The NSF Office of Inspector General conducted the investigation that uncovered Rice’s fraud. As we have previously written, Inspectors General serve a vital role in uncovering fraud and protecting agency resources. This case exemplifies that important mission.
In contrast to the Rice case, where the inspector general’s office uncovered the fraud, a whistleblower revealed the problems at Duke. The whistleblower asserted that a Duke researched falsified data to obtain grant funds from the National Institutes of Health (NIH) and the Environmental Protection Agency (EPA). In announcing the FCA settlement, the United States Attorney for the Middle District of North Carolina stated:
Taxpayers expect and deserve that federal grant dollars will be used efficiently and honestly. Individuals and institutions that receive research funding from the federal government must be scrupulous in conducting research for the common good and rigorous in rooting out fraud. May this serve as a lesson that the use of false or fabricated data in grant applications or reports is completely unacceptable.
In the Duke case, the whistleblower was a former lab analyst at the university. After DOJ declined to intervene, he and his attorneys went forward on behalf of the United States and pursued his qui tam case on their own. As a result of their efforts, the whistleblower received $33.75 million from the settlement. Significantly, that amount represented 30 percent of the overall recovery, the maximum award allowed under the FCA.

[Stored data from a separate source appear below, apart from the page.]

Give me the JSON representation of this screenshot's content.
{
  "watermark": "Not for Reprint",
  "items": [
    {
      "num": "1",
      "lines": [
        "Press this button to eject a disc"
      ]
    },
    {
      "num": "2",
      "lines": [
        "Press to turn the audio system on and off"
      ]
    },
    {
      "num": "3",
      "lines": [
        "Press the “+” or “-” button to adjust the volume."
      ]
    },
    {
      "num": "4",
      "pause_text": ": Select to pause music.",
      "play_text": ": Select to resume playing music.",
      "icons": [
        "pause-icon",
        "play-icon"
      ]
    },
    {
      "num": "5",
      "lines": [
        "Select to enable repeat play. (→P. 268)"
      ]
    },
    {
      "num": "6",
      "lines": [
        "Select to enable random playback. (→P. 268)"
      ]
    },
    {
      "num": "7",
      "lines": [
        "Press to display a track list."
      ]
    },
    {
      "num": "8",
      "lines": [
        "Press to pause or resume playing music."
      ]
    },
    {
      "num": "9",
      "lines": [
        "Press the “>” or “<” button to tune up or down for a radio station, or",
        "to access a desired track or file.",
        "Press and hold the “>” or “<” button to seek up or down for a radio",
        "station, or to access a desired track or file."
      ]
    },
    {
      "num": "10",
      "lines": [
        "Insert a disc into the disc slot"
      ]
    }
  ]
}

As previously noted, the NHS Inspector General discovered and investigated the Rice University fraud. The Duke investigation took a different path. In that case, a whistleblower disclosed the fraud and took on the burden – along with his attorneys – of litigating the case on the government’s behalf. Both cases resulted in FCA recoveries for taxpayers and sent a strong message that the government will not tolerate fraud when it funds research.